Patient lawsuits over denials of pricey drugs pile up

Hepatitis C patients are taking insurance companies to court for denying them treatments.

Some patients have started suing insurers or state agencies that deny access to expensive new treatments for hepatitis C, charging that the insurers don’t want to fork over the money for the high-price drugs.

Lawsuits to force insurers to pay for a procedure aren’t new, but they could reflect a new reality for most insurers as they find a way to pay for high-priced drugs.

The latest lawsuit was filed on Thursday by a group of prisoners against the Massachusetts prison system for denying access to new hepatitis C drugs.

“Over 1,500 state prisoners in Massachusetts have hepatitis C, but as of the present time only three are being treated for it,” according to the lawsuit.

That is despite advances in treatment that have been able to effectively cure the chronic liver disease. The problem is those treatments are very expensive.

Gildead Sciences makes both Sovaldi and Harvoni hepatitis C drugs. The former can cost about $84,000 and the latter nearly $100,000 for a treatment course.

Individual patients also have filed several lawsuits.

Take Californian Shima Andre, who sued Blue Cross of California last month for denying coverage of Harvoni.

Blue Cross, a subsidiary of insurance giant Anthem, wrote in a denial letter to Andre that the drug was not “medically necessary.” The problem was that Anthem didn’t receive a copy of Andre’s liver biopsy results.

Approval of Harvoni hinges on whether the liver has a lot of scarring, and Andre’s records showed that hers did not. Andre was not able to send in a liver biopsy, which may have shown such scarring.

However, Andre’s doctor had recommended she get the treatment, said Richard Echeverria, a partner with the law firm Shernoff Bidart Echeverria Bentley, which is handling the case.

“How can it not be medically necessary?” he said.

Anthem declined to comment and the Massachusetts Department of Corrections did not return a request for comment.
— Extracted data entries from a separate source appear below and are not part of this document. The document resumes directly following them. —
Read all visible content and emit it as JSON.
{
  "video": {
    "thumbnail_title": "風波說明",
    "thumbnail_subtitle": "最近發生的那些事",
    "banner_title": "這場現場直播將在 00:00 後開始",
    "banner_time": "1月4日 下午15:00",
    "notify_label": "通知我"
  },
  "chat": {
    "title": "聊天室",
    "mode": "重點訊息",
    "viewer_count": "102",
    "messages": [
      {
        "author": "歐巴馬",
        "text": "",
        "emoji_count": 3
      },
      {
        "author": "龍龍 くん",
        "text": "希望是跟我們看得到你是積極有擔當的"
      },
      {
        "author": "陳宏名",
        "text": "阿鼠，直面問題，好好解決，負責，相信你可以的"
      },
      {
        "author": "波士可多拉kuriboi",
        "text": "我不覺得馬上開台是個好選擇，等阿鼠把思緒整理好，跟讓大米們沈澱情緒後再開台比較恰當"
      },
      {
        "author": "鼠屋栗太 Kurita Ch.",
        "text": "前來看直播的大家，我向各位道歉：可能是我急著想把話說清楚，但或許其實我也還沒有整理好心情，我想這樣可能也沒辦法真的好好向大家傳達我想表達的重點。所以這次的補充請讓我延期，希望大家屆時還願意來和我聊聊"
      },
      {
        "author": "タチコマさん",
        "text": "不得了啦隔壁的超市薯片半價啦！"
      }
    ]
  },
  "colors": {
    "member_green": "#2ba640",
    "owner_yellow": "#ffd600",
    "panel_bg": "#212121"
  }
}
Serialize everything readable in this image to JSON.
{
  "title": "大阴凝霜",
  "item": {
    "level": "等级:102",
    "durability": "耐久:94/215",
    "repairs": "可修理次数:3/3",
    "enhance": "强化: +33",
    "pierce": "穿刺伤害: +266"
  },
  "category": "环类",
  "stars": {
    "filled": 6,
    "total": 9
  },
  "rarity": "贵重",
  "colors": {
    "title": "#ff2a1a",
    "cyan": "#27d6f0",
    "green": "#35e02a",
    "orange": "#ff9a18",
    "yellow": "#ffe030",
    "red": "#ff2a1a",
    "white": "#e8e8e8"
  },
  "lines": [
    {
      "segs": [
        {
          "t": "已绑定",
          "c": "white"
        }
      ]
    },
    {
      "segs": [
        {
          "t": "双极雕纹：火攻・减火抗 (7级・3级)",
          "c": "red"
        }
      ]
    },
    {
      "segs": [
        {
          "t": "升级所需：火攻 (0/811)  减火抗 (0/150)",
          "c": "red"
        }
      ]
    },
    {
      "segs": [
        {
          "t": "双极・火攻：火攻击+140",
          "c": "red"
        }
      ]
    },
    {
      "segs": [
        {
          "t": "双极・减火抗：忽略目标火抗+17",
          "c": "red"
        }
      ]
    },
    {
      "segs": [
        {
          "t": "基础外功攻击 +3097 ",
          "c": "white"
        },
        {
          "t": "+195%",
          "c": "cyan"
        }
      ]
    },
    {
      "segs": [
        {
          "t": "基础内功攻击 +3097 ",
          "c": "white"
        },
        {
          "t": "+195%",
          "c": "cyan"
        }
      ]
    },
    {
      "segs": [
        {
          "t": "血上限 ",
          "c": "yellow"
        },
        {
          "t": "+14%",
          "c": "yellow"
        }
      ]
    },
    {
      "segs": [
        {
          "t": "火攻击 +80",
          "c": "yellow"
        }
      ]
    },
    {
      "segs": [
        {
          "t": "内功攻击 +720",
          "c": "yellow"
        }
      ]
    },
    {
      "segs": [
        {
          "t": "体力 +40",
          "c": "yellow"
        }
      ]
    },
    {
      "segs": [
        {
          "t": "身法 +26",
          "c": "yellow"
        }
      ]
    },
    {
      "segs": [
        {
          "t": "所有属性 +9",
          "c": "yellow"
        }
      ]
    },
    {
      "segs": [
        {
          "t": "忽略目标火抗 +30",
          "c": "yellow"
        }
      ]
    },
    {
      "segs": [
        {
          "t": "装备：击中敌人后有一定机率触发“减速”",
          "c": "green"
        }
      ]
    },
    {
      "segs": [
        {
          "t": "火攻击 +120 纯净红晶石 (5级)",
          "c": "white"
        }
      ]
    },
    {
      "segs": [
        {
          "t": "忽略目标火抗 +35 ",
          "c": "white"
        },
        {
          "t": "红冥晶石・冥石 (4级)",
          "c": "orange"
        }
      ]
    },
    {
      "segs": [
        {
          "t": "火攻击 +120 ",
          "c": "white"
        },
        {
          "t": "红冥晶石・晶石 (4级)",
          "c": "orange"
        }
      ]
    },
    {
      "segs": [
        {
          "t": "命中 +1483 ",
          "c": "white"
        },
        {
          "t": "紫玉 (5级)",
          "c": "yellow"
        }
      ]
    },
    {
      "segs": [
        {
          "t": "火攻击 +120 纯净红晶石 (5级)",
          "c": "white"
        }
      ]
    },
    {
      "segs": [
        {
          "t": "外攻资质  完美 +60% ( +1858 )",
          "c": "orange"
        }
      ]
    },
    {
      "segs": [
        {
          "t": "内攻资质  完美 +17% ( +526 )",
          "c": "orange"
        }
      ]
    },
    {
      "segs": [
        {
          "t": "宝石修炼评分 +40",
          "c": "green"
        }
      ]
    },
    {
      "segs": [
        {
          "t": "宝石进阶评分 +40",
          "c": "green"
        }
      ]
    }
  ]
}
The lawsuits don’t end there.

Echeverria said he already has 30 similar cases, all against insurers centering on the denial of paying for Harvoni.

“It is the same basis for denial” as the Andre lawsuit, he told the Examiner. “The reality of it is they just don’t like the price.”

Insurers aren’t the only ones to feel the legal heat.

Last year, a Philadelphia transit union sued Gilead over the high price of Sovaldi, saying that the treatment could bankrupt its health plan.

High drug prices for hepatitis C and other specialty drugs such as cancer treatments have become a pressing concern for Americans.

A poll of 2,059 voters released last month by the think tank Morning Consult found that 75 percent believe prescription drugs are too expensive.

The pharmaceutical and insurance industries have battled over who to blame for the prices.

Drug spending only accounts for 10 percent of U.S. healthcare spending and that is because insurers aggressively negotiate discounts, according to the trade group Pharmaceutical Research and Manufacturers of America. Generic medicines, which are much cheaper than the brand-name version, account for nearly 90 percent of all dispensed drugs.

However, drug companies are setting prices much higher than ever before, counters Clare Kusing, spokeswoman for the insurance trade group America’s Health Insurance Plans.

In 2014, U.S. spending on prescription drugs jumped 13 percent to $374 billion, the biggest spike in more than a decade, she added.

Obamacare provisions, such as limiting the out-of-pocket costs for patients, also mean insurers bear more of the costs for covering a drug, Krusing said.

While more attention has been paid to drug prices, Congress has done little on the issue.

The House Energy and Commerce Committee recently advanced legislation intended to make it easier for companies to conduct clinical trials, which could in turn lower the drug development costs. That legislation, part of the 21st Century Cures Act, could lower prices in a roundabout way.

President Obama sought a different tack by seeking new powers that allow the federal government to negotiate with companies over prices for drugs reimbursed by Medicare and Medicaid. That effort included in the president’s budget has seen little to no traction in Congress.